7th Research Meeting (July 2012)

The Seventh Research Meeting (29 July 2012)

The seventh research meeting of the project was held at the Faculty of Letters, University of Tokyo, on 29 July. Twelve members of the project group attended the meeting.

First, Katsumi Fukasawa, the leader of the project, talked about the budget for the year 2012 and confirmed membership details. Then he presented a provisional program for the final international symposium scheduled for the two days of 20 and 21 October. The symposium will be composed of 14 lectures to constitute a general approach to the problem of religious conflict and religious concord in Europe and the Mediterranean world, as it has been addressed through the preparatory workshops organized in 2010 and 2011. The program for the first day will be titled “Catholics and Protestants in early modern Europe”, and that for the second day “Religious pluralism from the Mediterranean to Western Asia”. The outline of the project was approved by all the  members present.

Secondly, the tentative titles and summaries for the papers of invited foreign participants were communicated by the leader. (1) The paper of Miriam Eliav-Feldon will reexamine the relations between Protestants and Catholics by studying several thinkers who advocated religious toleration and reconciliation during the Reformation. (2) The paper of Benjamin J. Kaplan will present a case study on Vaals, a village in Dutch Limburg, to clarify how rival confessions could coexist and practice worship in the borderlands of early modern Europe. (3) That of Robert Armstrong will discuss peace talks and efforts for religious reconciliation in Ireland and England during the civil wars of the 1640s. (4) That of Graeme Murdock will analyze the coexistence of Catholics and Protestants at the level of daily life, as seen in the case of Choulex, a rural community, the rulers of which often changed during the early modern era. (5) That of Pierre-Yves Beaurepaire will describe how inter-confessional dialogue and desire for religious reconciliation developed in the eighteenth century through the correspondence exchanged between a Catholic cardinal and ministers of the French Reformed churches in Prussia. (6) That of Inessa Magilina will lay emphasis on the non-orthodox Islamic faith of Shāh ‘Abbās the Great, a Safavid king, which may explain his open attitude toward Christians and other infidels. (7) That of Ray Jabre Mouawad will discuss the religious symbiosis between Druzes and Christians in Mount-Lebanon from the sixteenth to the nineteenth century.

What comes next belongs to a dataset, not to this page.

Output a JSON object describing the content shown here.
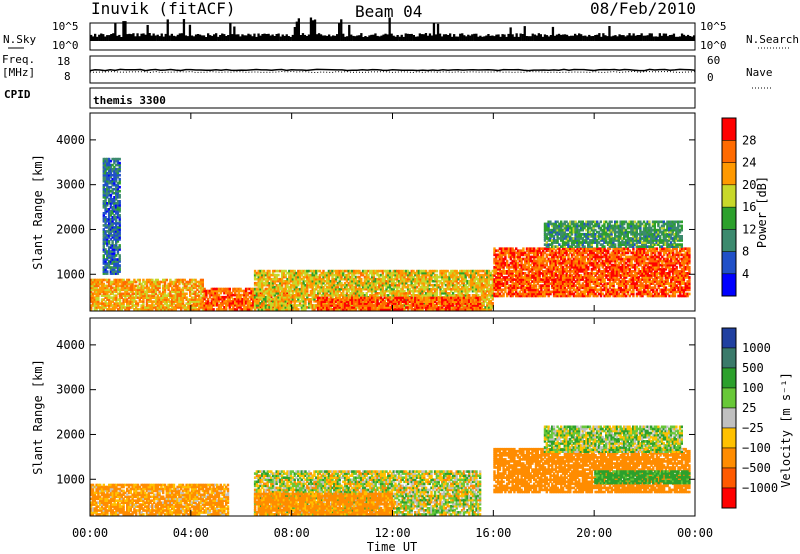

Thirdly, the leader also communicated the provisional titles and summaries of the papers of two members absent from the meeting. (1) Sugiko Nishikawa will address the religious practice of Anglicans settled on the Continent in connection with the local established churches and their rituals, in order to clarify a special case of the “occasional conformity”. (2) Toshiyuki Chiba will reconstruct the intellectual groups who prepared a cultural and theological basis for the church union at the Council of Ferrara-Florence of 1438-1439, underpinned by the notion of reductio signifying conversion. Discussion followed by the members present.

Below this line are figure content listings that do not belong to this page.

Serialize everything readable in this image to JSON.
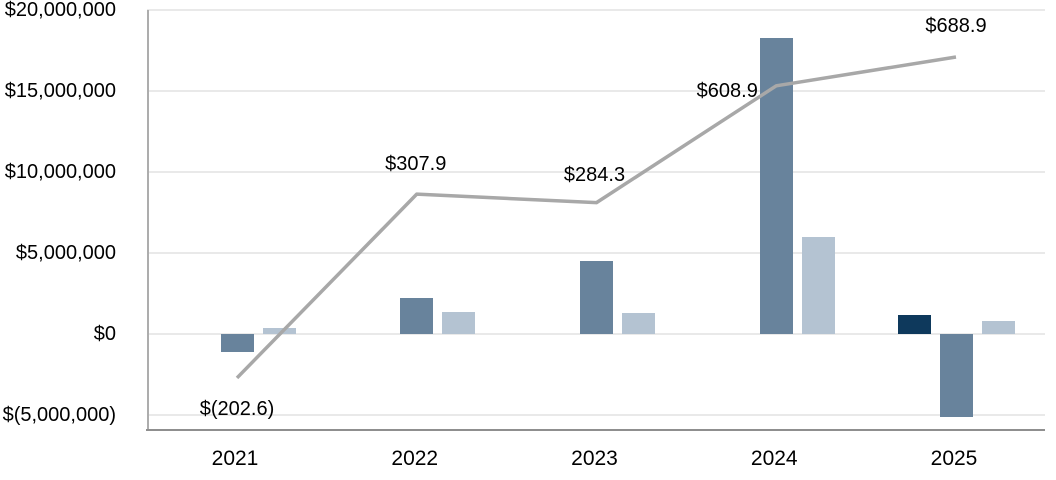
{
  "chart_data": {
    "type": "combo",
    "title": "",
    "categories": [
      "2021",
      "2022",
      "2023",
      "2024",
      "2025"
    ],
    "bar_series": [
      {
        "name": "navy-bars",
        "color": "#0e395c",
        "values": [
          null,
          null,
          null,
          null,
          1200000
        ]
      },
      {
        "name": "steel-blue-bars",
        "color": "#68839c",
        "values": [
          -1100000,
          2200000,
          4500000,
          18300000,
          -5100000
        ]
      },
      {
        "name": "light-blue-bars",
        "color": "#b4c3d2",
        "values": [
          400000,
          1350000,
          1300000,
          6000000,
          800000
        ]
      }
    ],
    "line_series": {
      "name": "gray-trend-line",
      "color": "#a8a8a8",
      "values": [
        -202.6,
        307.9,
        284.3,
        608.9,
        688.9
      ],
      "labels": [
        "$(202.6)",
        "$307.9",
        "$284.3",
        "$608.9",
        "$688.9"
      ]
    },
    "y_axis": {
      "tick_labels": [
        "$20,000,000",
        "$15,000,000",
        "$10,000,000",
        "$5,000,000",
        "$0",
        "$(5,000,000)"
      ],
      "tick_values": [
        20000000,
        15000000,
        10000000,
        5000000,
        0,
        -5000000
      ],
      "min": -5000000,
      "max": 20000000
    },
    "x_axis": {
      "tick_labels": [
        "2021",
        "2022",
        "2023",
        "2024",
        "2025"
      ]
    },
    "legend": "none",
    "grid": true,
    "colors": {
      "gridline": "#e9e9e9",
      "axis_line": "#8f8f8f",
      "text": "#000000",
      "background": "#ffffff"
    }
  }
}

Fourthly, preparatory papers were read by five of the members present. (1) Yutaka Horii presented a panorama of the religious minorities and foreigners (mostly Europeans) in Ottoman Cairo, including their legal status and socio-economic conditions. (2) Makoto Kato discussed conflictive as well as symbiotic relations between Jews and Christians in late medieval Navarre. (3) Masanori Sakano analyzed some aspects of the inter-confessional dialogue in seventeenth-century France before and during the “Peace of Clement IX”, with regard to noble sociability in Paris, research on the Eastern Churches with the aid of diplomats and conversion of some notable persons from Protestant to Catholic. (4) Asuka Tsuji addressed the problem of reconversion of ex-Christian Muslims in late fourteenth-century Egypt by inquiring into the allusive mention of “injured man” which appears in the Coptic hagiographies of the times. (5) Hiromi Saito presented an outline of the religious policy of early modern Venice, putting emphasis on the necessity of a comprehensive survey on the political and economic strategy of the Republic with regard to Greek Orthodox, Jews and Protestants. Each lecture was followed by discussion.

Thus the program of the symposium in autumn 2012 has been determined in detail during the meeting, and all the members present agreed on continuing its preparations for it so as to make it successful.